O CEO da empresa OpenAI, Sam Altman, lançou nesta segunda-feira, 24, a sua criptomoeda WLD. A moeda digital faz parte do projeto Worldcoin que também propõe um novo sistema de identidade digital. O dono da popular ferramenta de IA (Inteligencia artificial), ChatGPT, busca reforçar o uso de métodos seguros em sistemas de transações criptos.

Como esto, a proposta é verificar se o usuário, En realidad, se trata de um humano e não de um robô através da prova e reconhecimento ocular. Altman e os cofundadores da novidade defendem o uso da tecnologia de identificação devido à constante evolução da IA. Para ele e o sócio, Alex Blania, a proposta é “criar uma nova identidade e uma rede financeira controlada por todos”.

En este escenario, a WLD já está listada em diversas corretoras de criptoativos renomadas, se destacando no mercado. Conforme dados do CoinGecko, desde o lançamento, o ativo já obteve uma valorização de mais de 50% com cotação atual de US$ 2,36.

Como funciona o World ID?

O World ID busca preservar a privacidade de usuários também através do aplicativo de carteira digital “World App”, já disponibilizado para download. A distribuição da moeda WLD, sin embargo, irá depender da identificação da pessoa física através de uma espécie de “cadastramento ocular”.

Como esto, para acessar o sistema e transações, o Worldcoin irá verificar a identidade dos usuários através da tecnologia de escaneamento da íris do cliente. A retina é analisada através do Orb, um aparelho de verificação biométrica. A criação do World ID e o envio da criptomoeda acontecerão apenas com a provação de que a pessoa não é um robô.

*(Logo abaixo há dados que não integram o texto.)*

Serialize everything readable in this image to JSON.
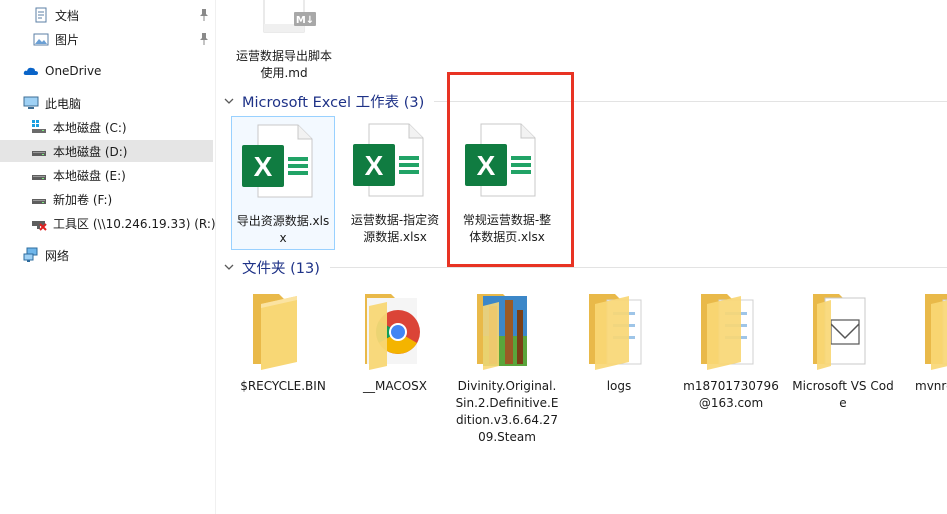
{
  "sidebar": {
    "items": [
      {
        "label": "文档",
        "icon": "documents-icon",
        "pinned": true
      },
      {
        "label": "图片",
        "icon": "pictures-icon",
        "pinned": true
      },
      {
        "label": "OneDrive",
        "icon": "onedrive-cloud-icon"
      },
      {
        "label": "此电脑",
        "icon": "this-pc-icon"
      },
      {
        "label": "本地磁盘 (C:)",
        "icon": "windows-drive-icon"
      },
      {
        "label": "本地磁盘 (D:)",
        "icon": "drive-icon",
        "selected": true
      },
      {
        "label": "本地磁盘 (E:)",
        "icon": "drive-icon"
      },
      {
        "label": "新加卷 (F:)",
        "icon": "drive-icon"
      },
      {
        "label": "工具区 (\\\\10.246.19.33) (R:)",
        "icon": "network-drive-disconnected-icon"
      },
      {
        "label": "网络",
        "icon": "network-icon"
      }
    ]
  },
  "content": {
    "top_file": {
      "name": "运营数据导出脚本使用.md",
      "icon": "markdown-file-icon",
      "badge": "M↓"
    },
    "groups": [
      {
        "title": "Microsoft Excel 工作表 (3)",
        "items": [
          {
            "name": "导出资源数据.xlsx",
            "icon": "excel-file-icon",
            "selected": true
          },
          {
            "name": "运营数据-指定资源数据.xlsx",
            "icon": "excel-file-icon"
          },
          {
            "name": "常规运营数据-整体数据页.xlsx",
            "icon": "excel-file-icon"
          }
        ]
      },
      {
        "title": "文件夹 (13)",
        "items": [
          {
            "name": "$RECYCLE.BIN",
            "icon": "folder-icon"
          },
          {
            "name": "__MACOSX",
            "icon": "folder-chrome-icon"
          },
          {
            "name": "Divinity.Original.Sin.2.Definitive.Edition.v3.6.64.2709.Steam",
            "icon": "folder-winrar-icon"
          },
          {
            "name": "logs",
            "icon": "folder-documents-icon"
          },
          {
            "name": "m18701730796@163.com",
            "icon": "folder-documents-icon"
          },
          {
            "name": "Microsoft VS Code",
            "icon": "folder-vscode-icon"
          },
          {
            "name": "mvnre",
            "icon": "folder-documents-icon"
          }
        ]
      }
    ]
  },
  "colors": {
    "group_title": "#1e3287",
    "excel_green": "#107c41",
    "folder_yellow": "#f8d775",
    "highlight_red": "#e83323",
    "selection": "#99d1ff"
  }
}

O cripto ativo já está sendo distribuído para aqueles que registrarem as suas retinas no sistema. por eso, informações de mais de 2 milhões de usuários foram coletados para compor a versão beta de testes da Worldcoin. Sin embargo, já foi anunciado que as operações de varreduras de globo ocular irão incluir ao todo 35 cidades em 20 países.

Verificação no Brasil

A distribuição mundial de Obrs, inclusivo, já está em fase acelerada. Para ingressar no sistema, o interessado deve agendar uma data e fazer uma visita presencial em locais oficiais do projeto Worldcoin. No Brasil, en este momento, existem três locais que possuem o dispositivo. Sin embargo, todos são localizados na cidade de São Paulo, SP.

Em carta, os sócios defenderam o seu último lançamento. “O Worldcoin é uma tentativa de alinhamento em escala global. A jornada será desafiadora e o resultado é incerto. Mas encontrar novas maneiras de compartilhar amplamente a futura prosperidade tecnológica é um desafio crítico de nosso tempo”, afirmaram.